The database can make use of a more expressive type system. Specifically to enforce invariants on data integrity at the schema level. But also understanding databases from a type theoretic point of view can lead to better, safer and more expressive type systems.
You do not want to keep writing database validation code in your application boundary. That is tiring. Instead let your database do that work. After all, it is where the data is stored. It is where the data is migrated. So shouldn't it also maintain the integrity and the constraints of the data?
I just looked into Postgresql's type system features, even though it doesn't always use the same terminology, there indeed seems lots of cross overs:
- HoTT discussion on dependent types in databases HoTT/book#743
- PostgreSQL Domains (are like refinement types): http://www.postgresonline.com/journal/archives/205-Using-Domains-to-Enforce-Business-Rules.html
- PostgreSQL Constraints (Foreign Keys is a type constraint too!): http://www.postgresql.org/docs/9.2/static/ddl-constraints.html
- PostreSQL Types: http://www.postgresql.org/docs/9.0/static/sql-createtype.html
In a type theoretic point of view, what exactly is a foreign key?
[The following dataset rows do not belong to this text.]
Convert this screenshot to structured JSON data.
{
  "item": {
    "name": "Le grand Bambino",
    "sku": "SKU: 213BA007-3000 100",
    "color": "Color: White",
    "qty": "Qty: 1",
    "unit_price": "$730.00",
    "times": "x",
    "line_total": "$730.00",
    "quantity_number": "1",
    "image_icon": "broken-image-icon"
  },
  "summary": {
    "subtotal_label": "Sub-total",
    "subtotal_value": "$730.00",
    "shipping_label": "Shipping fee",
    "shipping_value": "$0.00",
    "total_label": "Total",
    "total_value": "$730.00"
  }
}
Also what's the difference between CREATE TYPE
vs CREATE DOMAIN
? It appears
that CREATE TYPE
creates a basic primitive type, while CREATE DOMAIN
creates
a refinement type, which is a type with predicates.
The usage of enum
can simulate some usecases of ADTs in Haskell.
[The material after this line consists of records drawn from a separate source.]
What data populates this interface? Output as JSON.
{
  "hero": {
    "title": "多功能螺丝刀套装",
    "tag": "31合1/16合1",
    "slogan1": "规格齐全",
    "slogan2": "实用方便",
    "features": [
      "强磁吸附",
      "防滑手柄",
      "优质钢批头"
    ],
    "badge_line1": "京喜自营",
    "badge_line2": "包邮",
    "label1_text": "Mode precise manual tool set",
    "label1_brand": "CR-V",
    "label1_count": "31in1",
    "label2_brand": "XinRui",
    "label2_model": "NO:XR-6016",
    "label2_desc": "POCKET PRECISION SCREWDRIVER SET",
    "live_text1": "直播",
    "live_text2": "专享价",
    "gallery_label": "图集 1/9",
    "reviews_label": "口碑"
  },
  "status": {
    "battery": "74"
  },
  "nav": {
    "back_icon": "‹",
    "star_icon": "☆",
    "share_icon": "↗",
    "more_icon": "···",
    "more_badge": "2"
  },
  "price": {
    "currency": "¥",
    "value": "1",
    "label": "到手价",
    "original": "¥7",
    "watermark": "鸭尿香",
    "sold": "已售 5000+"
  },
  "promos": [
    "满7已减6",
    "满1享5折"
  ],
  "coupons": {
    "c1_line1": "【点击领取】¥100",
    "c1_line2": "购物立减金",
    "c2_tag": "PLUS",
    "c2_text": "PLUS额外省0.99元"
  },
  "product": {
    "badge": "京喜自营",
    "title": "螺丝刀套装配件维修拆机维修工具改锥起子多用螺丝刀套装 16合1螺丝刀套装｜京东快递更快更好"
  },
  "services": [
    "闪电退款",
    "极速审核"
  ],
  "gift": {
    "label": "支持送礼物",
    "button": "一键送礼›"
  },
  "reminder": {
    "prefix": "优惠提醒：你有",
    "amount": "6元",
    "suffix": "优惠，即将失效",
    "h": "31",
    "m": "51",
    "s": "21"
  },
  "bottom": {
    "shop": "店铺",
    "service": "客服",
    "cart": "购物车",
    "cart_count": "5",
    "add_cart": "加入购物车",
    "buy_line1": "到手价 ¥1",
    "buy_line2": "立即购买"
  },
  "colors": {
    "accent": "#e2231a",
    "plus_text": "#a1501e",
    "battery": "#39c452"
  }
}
The more constrained your database is, the more safer it is, and the less likely for data corruption. Also the more possibilities for optimisation, for example if values of a data type can fit in a smaller memory space.
Another advantage is that fake data generators can take advantage of the type information to generate more correct data. See: http://www.coelho.net/datafiller.html
Would one say that these types are dynamic types? That is they are checked at runtime?
Now how does one avoid writing validation code twice? If the database already establishes many invariants on the data, do you write it all again in your application code? And some invariants may not be supported by the database, then you'll need to put some invariant checking at the application level. That's just quite messy. Furthermore the way databases are accessed is mostly through string concatenated SQL, this still opens yourself up to SQL injection. What we need is a type safe SQL reified in the application langauge, so you can't ever possibly accidentally perform SQL injection.